What is bamboo used for?
Industrious people in China and worldwide have used bamboo for millennia to form items that might improve their lives. this is often because bamboo is stronger than wood, brick, or concrete, features a higher lastingness than steel, and is flexible enough for delicate work.
These items include:
- Paper
- Books
- Food, including certain dumplings and pickled bamboo
- Alcohol, including vodka and wine
- Bamboo flooring
- Clothing, including accessories like hats and shoes
- Ornaments
- Arrows
- Fuel, including charcoal and biofuel
- Musical Instruments
- Cooking utensils, most notably chopsticks
- Water pipes
- Fishing Poles
- Jewelry
- Tools, like drills and mallets
- Furniture
- Sunglasses
- Boats
- Flagpoles
- Ropes
- Skateboards
- Scaffolding and Building Materials
- Accommodation, including tree houses, temporary huts, and enormous mansions
- Bike frames
- Floors
This is just the tip of the iceberg.
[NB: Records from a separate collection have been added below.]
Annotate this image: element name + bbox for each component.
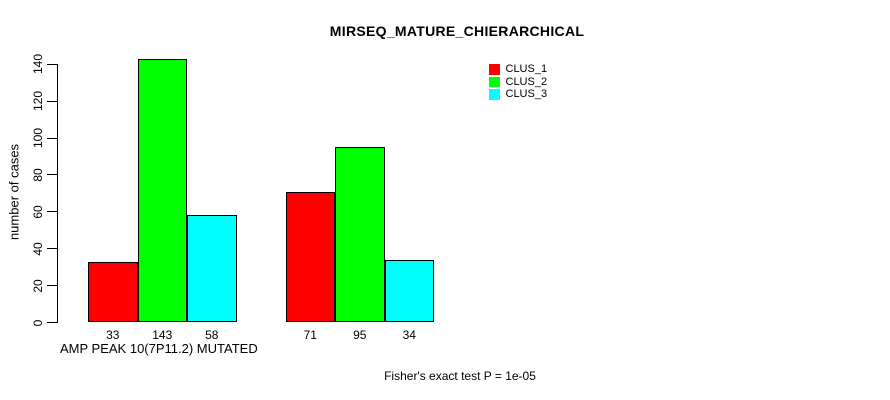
bar-clus_1-group1	[88, 261, 138, 323]
y-axis-tick-label: 0	[31, 319, 45, 326]
legend-swatch-icon	[489, 89, 500, 100]
legend-label: CLUS_3	[505, 88, 548, 101]
y-axis-tick	[47, 285, 57, 287]
bar-value-label: 95	[353, 328, 367, 342]
y-axis-tick	[47, 211, 57, 213]
y-axis-line	[57, 64, 58, 323]
bar-clus_3-group1	[187, 215, 237, 323]
y-axis-tick	[47, 174, 57, 176]
y-axis-label: number of cases	[6, 143, 22, 241]
y-axis-tick	[47, 322, 57, 323]
legend-swatch-icon	[489, 64, 500, 75]
legend: CLUS_1 CLUS_2 CLUS_3	[489, 63, 548, 102]
bar-value-label: 58	[205, 328, 219, 342]
legend-item-clus_2: CLUS_2	[489, 75, 548, 88]
bar-clus_1-group2	[285, 191, 335, 323]
legend-item-clus_3: CLUS_3	[489, 88, 548, 101]
y-axis-tick-label: 60	[31, 205, 45, 219]
y-axis-tick-label: 80	[31, 168, 45, 182]
y-axis-tick-label: 20	[31, 278, 45, 293]
y-axis-tick-label: 120	[31, 91, 45, 112]
y-axis-tick-label: 140	[31, 54, 45, 75]
y-axis-tick	[47, 137, 57, 139]
y-axis-tick	[47, 63, 57, 65]
y-axis-tick	[47, 100, 57, 102]
y-axis-tick-label: 40	[31, 242, 45, 256]
bar-clus_3-group2	[384, 259, 434, 323]
legend-item-clus_1: CLUS_1	[489, 63, 548, 76]
bar-value-label: 34	[402, 328, 416, 342]
legend-label: CLUS_2	[505, 75, 548, 88]
bar-clus_2-group2	[335, 147, 385, 323]
y-axis-tick-label: 100	[31, 127, 45, 149]
bar-clus_2-group1	[137, 58, 187, 323]
x-axis-label: AMP PEAK 10(7P11.2) MUTATED	[60, 341, 258, 356]
fisher-test-annotation: Fisher's exact test P = 1e-05	[384, 369, 536, 383]
bar-value-label: 71	[303, 328, 317, 342]
legend-swatch-icon	[489, 76, 500, 87]
chart-title: MIRSEQ_MATURE_CHIERARCHICAL	[329, 23, 585, 39]
bar-value-label: 143	[152, 328, 173, 342]
legend-label: CLUS_1	[505, 63, 548, 76]
bar-value-label: 33	[106, 328, 120, 342]
y-axis-tick	[47, 248, 57, 250]
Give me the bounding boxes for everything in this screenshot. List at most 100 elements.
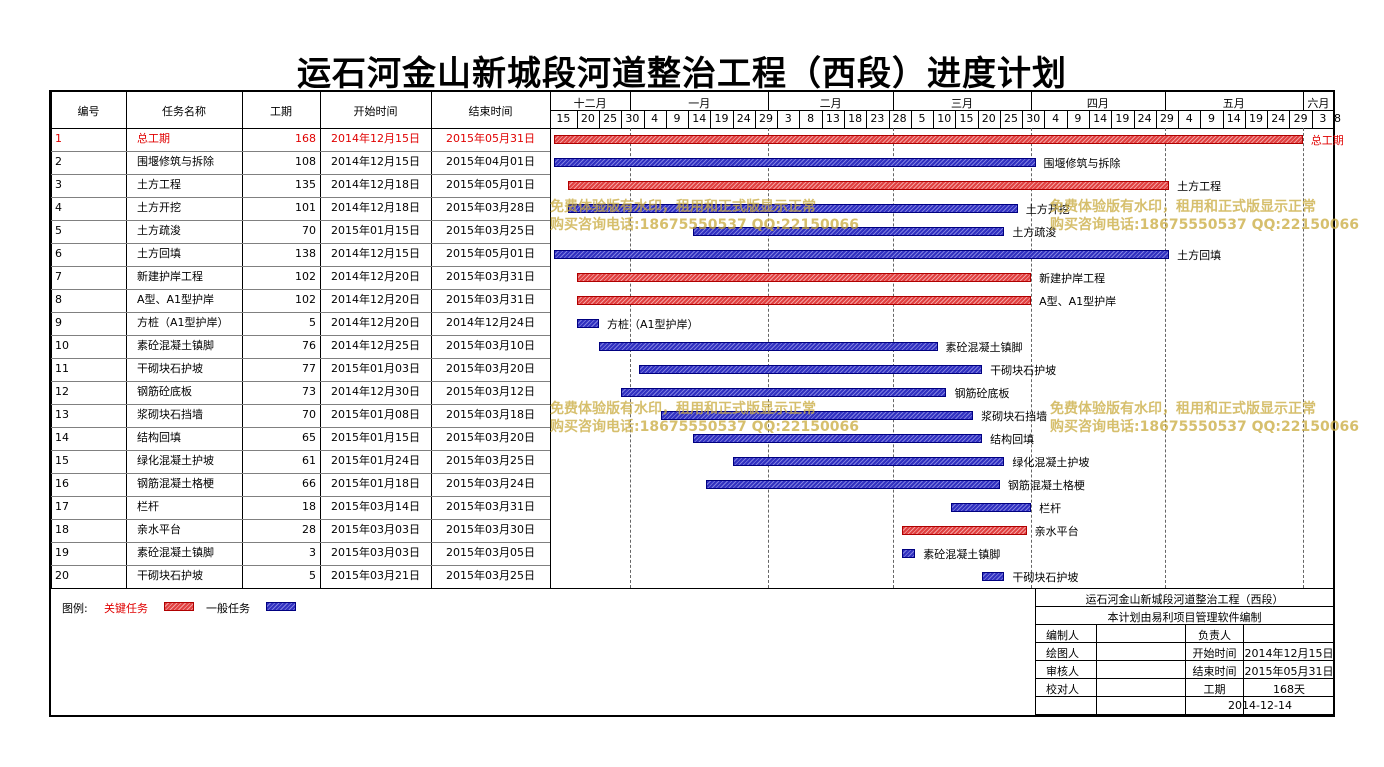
task-bar-label: 浆砌块石挡墙 bbox=[981, 410, 1048, 423]
day-tick-label: 3 bbox=[1319, 112, 1327, 125]
day-tick-divider bbox=[1222, 110, 1224, 128]
task-id: 3 bbox=[55, 178, 62, 191]
day-tick-divider bbox=[732, 110, 734, 128]
table-row: 3 土方工程 135 2014年12月18日 2015年05月01日 bbox=[51, 174, 550, 197]
day-tick-divider bbox=[1244, 110, 1246, 128]
day-tick-divider bbox=[866, 110, 868, 128]
day-tick-label: 9 bbox=[1074, 112, 1082, 125]
task-duration: 5 bbox=[309, 569, 316, 582]
table-row-divider bbox=[51, 450, 550, 451]
task-bar bbox=[639, 365, 983, 374]
day-tick-label: 4 bbox=[1185, 112, 1193, 125]
task-bar-label: 素砼混凝土镇脚 bbox=[923, 548, 1001, 561]
day-tick-divider bbox=[576, 110, 578, 128]
month-label: 四月 bbox=[1086, 97, 1109, 110]
day-tick-divider bbox=[1311, 110, 1313, 128]
day-tick-label: 25 bbox=[1004, 112, 1019, 125]
day-tick-divider bbox=[1089, 110, 1090, 128]
legend-normal-swatch bbox=[266, 602, 296, 611]
day-tick-label: 25 bbox=[603, 112, 618, 125]
info-end_label: 结束时间 bbox=[1192, 665, 1237, 678]
day-tick-divider bbox=[1155, 110, 1157, 128]
month-label: 六月 bbox=[1307, 97, 1330, 110]
day-tick-label: 24 bbox=[1271, 112, 1286, 125]
info-col-divider bbox=[1096, 624, 1097, 717]
task-end: 2015年04月01日 bbox=[446, 155, 535, 168]
table-row-divider bbox=[51, 220, 550, 221]
task-bar bbox=[554, 135, 1303, 144]
day-tick-label: 19 bbox=[1115, 112, 1130, 125]
task-end: 2015年03月20日 bbox=[446, 431, 535, 444]
task-duration: 168 bbox=[295, 132, 316, 145]
task-bar-label: 亲水平台 bbox=[1034, 525, 1079, 538]
task-bar-label: A型、A1型护岸 bbox=[1039, 295, 1117, 308]
day-tick-label: 23 bbox=[870, 112, 885, 125]
day-tick-divider bbox=[665, 110, 667, 128]
table-row: 17 栏杆 18 2015年03月14日 2015年03月31日 bbox=[51, 496, 550, 519]
table-row: 11 干砌块石护坡 77 2015年01月03日 2015年03月20日 bbox=[51, 358, 550, 381]
task-end: 2015年03月24日 bbox=[446, 477, 535, 490]
table-col-divider bbox=[550, 92, 551, 588]
day-tick-label: 4 bbox=[1052, 112, 1060, 125]
table-row-divider bbox=[51, 197, 550, 198]
day-tick-label: 4 bbox=[651, 112, 659, 125]
watermark-line2: 购买咨询电话:18675550537 QQ:22150066 bbox=[1050, 419, 1359, 435]
month-label: 五月 bbox=[1222, 97, 1245, 110]
task-bar bbox=[901, 549, 916, 558]
day-tick-divider bbox=[1289, 110, 1291, 128]
month-label: 二月 bbox=[819, 97, 842, 110]
info-col-divider bbox=[1243, 624, 1244, 717]
task-duration: 77 bbox=[302, 362, 316, 375]
day-tick-divider bbox=[1111, 110, 1113, 128]
day-tick-label: 28 bbox=[892, 112, 907, 125]
month-row-divider bbox=[550, 110, 1335, 111]
task-end: 2015年03月31日 bbox=[446, 270, 535, 283]
day-tick-label: 14 bbox=[1226, 112, 1241, 125]
task-id: 1 bbox=[55, 132, 62, 145]
legend-label: 图例: bbox=[62, 602, 88, 615]
task-id: 8 bbox=[55, 293, 62, 306]
info-end_value: 2015年05月31日 bbox=[1244, 665, 1334, 678]
table-row: 7 新建护岸工程 102 2014年12月20日 2015年03月31日 bbox=[51, 266, 550, 289]
info-left-border bbox=[1035, 588, 1036, 717]
task-bar bbox=[576, 273, 1032, 282]
task-name: A型、A1型护岸 bbox=[137, 293, 215, 306]
task-duration: 101 bbox=[295, 201, 316, 214]
table-row-divider bbox=[51, 519, 550, 520]
info-reviewer: 审核人 bbox=[1046, 665, 1079, 678]
task-bar bbox=[554, 158, 1036, 167]
task-bar-label: 钢筋砼底板 bbox=[954, 387, 1010, 400]
task-end: 2014年12月24日 bbox=[446, 316, 535, 329]
day-tick-label: 29 bbox=[1159, 112, 1174, 125]
task-start: 2015年01月24日 bbox=[331, 454, 420, 467]
info-dur_value: 168天 bbox=[1273, 683, 1305, 696]
task-end: 2015年03月25日 bbox=[446, 224, 535, 237]
month-guide-line bbox=[1302, 128, 1304, 588]
table-bottom bbox=[51, 588, 1335, 589]
task-name: 围堰修筑与拆除 bbox=[137, 155, 214, 168]
day-tick-label: 30 bbox=[625, 112, 640, 125]
task-name: 总工期 bbox=[137, 132, 170, 145]
info-dur_label: 工期 bbox=[1203, 683, 1226, 696]
day-tick-divider bbox=[999, 110, 1001, 128]
task-end: 2015年05月31日 bbox=[446, 132, 535, 145]
task-name: 结构回填 bbox=[137, 431, 181, 444]
table-col-divider bbox=[242, 92, 243, 588]
day-tick-label: 30 bbox=[1026, 112, 1041, 125]
month-label: 十二月 bbox=[573, 97, 607, 110]
task-end: 2015年05月01日 bbox=[446, 178, 535, 191]
info-compiler: 编制人 bbox=[1046, 629, 1079, 642]
task-id: 13 bbox=[55, 408, 69, 421]
task-bar-label: 素砼混凝土镇脚 bbox=[945, 341, 1023, 354]
task-start: 2015年03月14日 bbox=[331, 500, 420, 513]
task-start: 2015年01月15日 bbox=[331, 431, 420, 444]
table-row-divider bbox=[51, 174, 550, 175]
task-duration: 61 bbox=[302, 454, 316, 467]
legend-critical-label: 关键任务 bbox=[104, 602, 148, 615]
task-id: 11 bbox=[55, 362, 69, 375]
month-guide-line bbox=[893, 128, 894, 588]
task-name: 亲水平台 bbox=[137, 523, 181, 536]
month-divider bbox=[1164, 92, 1166, 111]
month-guide-line bbox=[768, 128, 770, 588]
table-col-divider bbox=[51, 92, 52, 588]
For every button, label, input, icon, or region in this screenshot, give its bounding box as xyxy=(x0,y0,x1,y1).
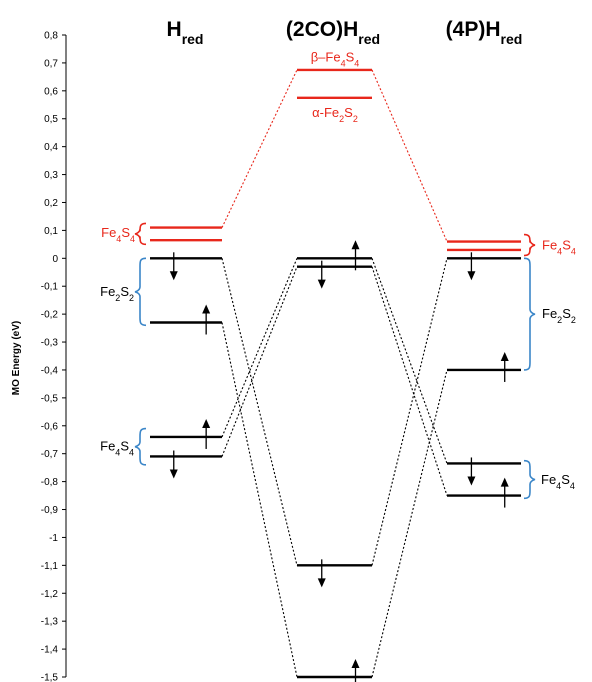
correlation-line xyxy=(371,69,448,242)
arrow-head xyxy=(317,578,326,588)
y-tick-label: -0,2 xyxy=(41,310,59,321)
y-tick-label: -1,1 xyxy=(41,561,59,572)
correlation-line xyxy=(371,258,448,464)
correlation-line xyxy=(371,266,448,496)
label-beta-fe4s4: β–Fe4S4 xyxy=(311,49,360,68)
spin-up-arrow xyxy=(351,240,360,271)
spin-up-arrow xyxy=(500,477,509,508)
arrow-head xyxy=(467,476,476,486)
column-title: (2CO)Hred xyxy=(286,18,380,47)
arrow-head xyxy=(317,279,326,289)
correlation-line xyxy=(221,258,298,438)
arrow-head xyxy=(500,351,509,361)
y-tick-label: -0,1 xyxy=(41,282,59,293)
level-labels: Fe4S4 Fe2S2 Fe4S4 β–Fe4S4 α-Fe2S2 Fe4S4 Fe2S2 F… xyxy=(100,49,576,491)
bracket-fe4s4-left xyxy=(134,427,147,466)
spin-up-arrow xyxy=(202,418,211,449)
correlation-line xyxy=(221,322,298,678)
spin-down-arrow xyxy=(169,450,178,479)
arrow-head xyxy=(467,271,476,281)
y-tick-label: -0,8 xyxy=(41,477,59,488)
bracket-fe2s2-right xyxy=(523,257,536,371)
spin-up-arrow xyxy=(500,351,509,382)
y-tick-label: -0,4 xyxy=(41,365,59,376)
bracket-fe4s4-red-left xyxy=(134,222,147,246)
energy-levels xyxy=(150,68,521,679)
arrow-head xyxy=(202,418,211,428)
spin-down-arrow xyxy=(467,252,476,281)
spin-up-arrow xyxy=(351,659,360,682)
y-tick-label: -0,3 xyxy=(41,338,59,349)
y-tick-label: -0,5 xyxy=(41,393,59,404)
y-tick-label: -1 xyxy=(49,533,58,544)
arrow-head xyxy=(351,240,360,250)
y-tick-label: 0,2 xyxy=(44,198,58,209)
y-tick-label: -1,3 xyxy=(41,617,59,628)
y-axis-label: MO Energy (eV) xyxy=(11,321,22,395)
y-tick-label: -0,7 xyxy=(41,449,59,460)
bracket-fe4s4-red-right xyxy=(523,233,536,257)
y-tick-label: -1,2 xyxy=(41,589,59,600)
correlation-lines xyxy=(221,69,448,678)
y-tick-label: 0,5 xyxy=(44,114,58,125)
y-tick-label: -0,6 xyxy=(41,421,59,432)
spin-down-arrow xyxy=(169,252,178,281)
spin-up-arrow xyxy=(202,304,211,335)
label-fe4s4-right: Fe4S4 xyxy=(541,472,575,491)
brackets xyxy=(134,222,536,500)
y-tick-label: 0,6 xyxy=(44,86,58,97)
arrow-head xyxy=(169,271,178,281)
correlation-line xyxy=(371,369,448,678)
spin-down-arrow xyxy=(317,260,326,289)
label-alpha-fe2s2: α-Fe2S2 xyxy=(312,105,358,124)
y-tick-label: 0,4 xyxy=(44,142,58,153)
arrow-head xyxy=(500,477,509,487)
arrow-head xyxy=(169,469,178,479)
correlation-line xyxy=(221,266,298,457)
column-title: (4P)Hred xyxy=(446,18,523,47)
spin-down-arrow xyxy=(467,457,476,486)
y-tick-label: 0 xyxy=(52,254,58,265)
bracket-fe2s2-left xyxy=(134,257,147,327)
spin-down-arrow xyxy=(317,559,326,588)
y-tick-label: -1,5 xyxy=(41,673,59,682)
label-fe4s4-left: Fe4S4 xyxy=(100,439,134,458)
correlation-line xyxy=(371,258,448,566)
arrow-head xyxy=(202,304,211,314)
arrow-head xyxy=(351,659,360,668)
y-tick-label: -0,9 xyxy=(41,505,59,516)
column-titles: Hred (2CO)Hred (4P)Hred xyxy=(167,18,523,47)
column-title: Hred xyxy=(167,18,204,47)
y-tick-label: 0,3 xyxy=(44,170,58,181)
y-tick-label: 0,1 xyxy=(44,226,58,237)
label-fe2s2-left: Fe2S2 xyxy=(100,284,134,303)
correlation-line xyxy=(221,69,298,228)
y-axis: 0,8 0,7 0,6 0,5 0,4 0,3 0,2 0,1 0 -0,1 -0,2 -0,3 -0,… xyxy=(41,31,67,682)
label-fe2s2-right: Fe2S2 xyxy=(542,306,576,325)
spin-arrows xyxy=(169,240,509,682)
bracket-fe4s4-right xyxy=(523,459,536,500)
label-fe4s4-red-right: Fe4S4 xyxy=(542,238,576,257)
label-fe4s4-red-left: Fe4S4 xyxy=(101,225,135,244)
y-tick-label: -1,4 xyxy=(41,645,59,656)
y-tick-label: 0,8 xyxy=(44,31,58,42)
correlation-line xyxy=(221,258,298,566)
y-tick-label: 0,7 xyxy=(44,58,58,69)
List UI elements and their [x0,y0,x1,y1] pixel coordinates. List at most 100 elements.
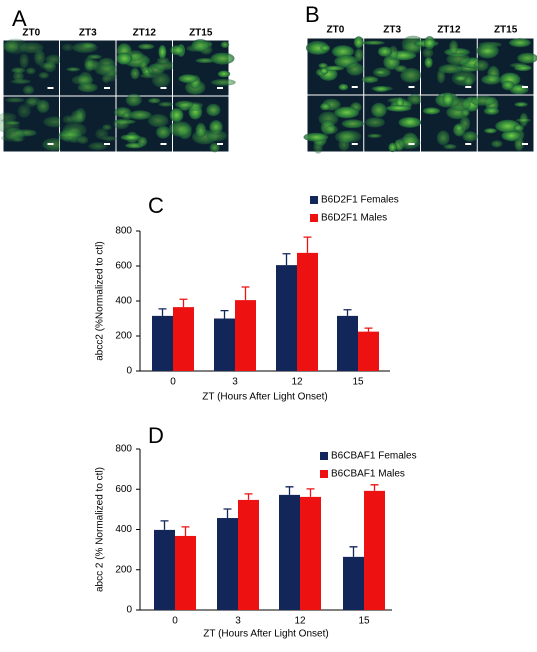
scale-bar [160,87,167,89]
tissue [138,43,155,50]
tissue [24,97,38,108]
legend-swatch [310,214,318,222]
error-bar [181,526,190,536]
tissue [323,65,345,71]
scale-bar [160,143,167,145]
x-tick-label: 3 [235,616,241,627]
tissue [12,137,24,143]
tissue [84,56,95,72]
tissue [367,133,382,138]
y-axis-label: abcc2 (%Normalized to ctl) [95,241,106,360]
tissue [388,142,397,153]
tissue [71,75,94,86]
tissue [443,144,457,150]
tissue [464,76,474,87]
tissue [476,43,499,59]
column-label: ZT0 [326,25,344,36]
scale-bar [522,143,528,145]
tissue [470,95,496,106]
bar [173,307,194,371]
tissue [45,54,62,65]
bar [175,535,196,610]
tissue [155,125,171,139]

Bamboo is often wont to make anything that you simply could make from hardwoods. the sole difference is that bamboo goods would cost less and be more durable.
Moso Bamboo
Moso bamboo, also referred to as hairy bamboo or tortoise-shell bamboo (or Phyllostachys edulis for the science geeks), is native to China and Taiwan. it’s also been naturalized elsewhere by travelers coming back from the East, who recognized the plant’s huge advantages and wanted to bring them back to their countries. you’ll even find it growing within the USA as of 2016!
When left to grow, these yellow and green canes can reach incredible heights, with an outsized canopy of feathery leaves that starts around 30 ft overhead.
How is it used?
The most common uses for Moso bamboo include:
- Textiles – its average breaking tenacity is 3 times that of rayon, cotton, polyester, or wool.
- Food – its shoots are edible and attractive.
- Flooring is that the incredibly dense and powerful fibers found in Moso Bamboo that make it strong enough to be manufactured into durable flooring planks.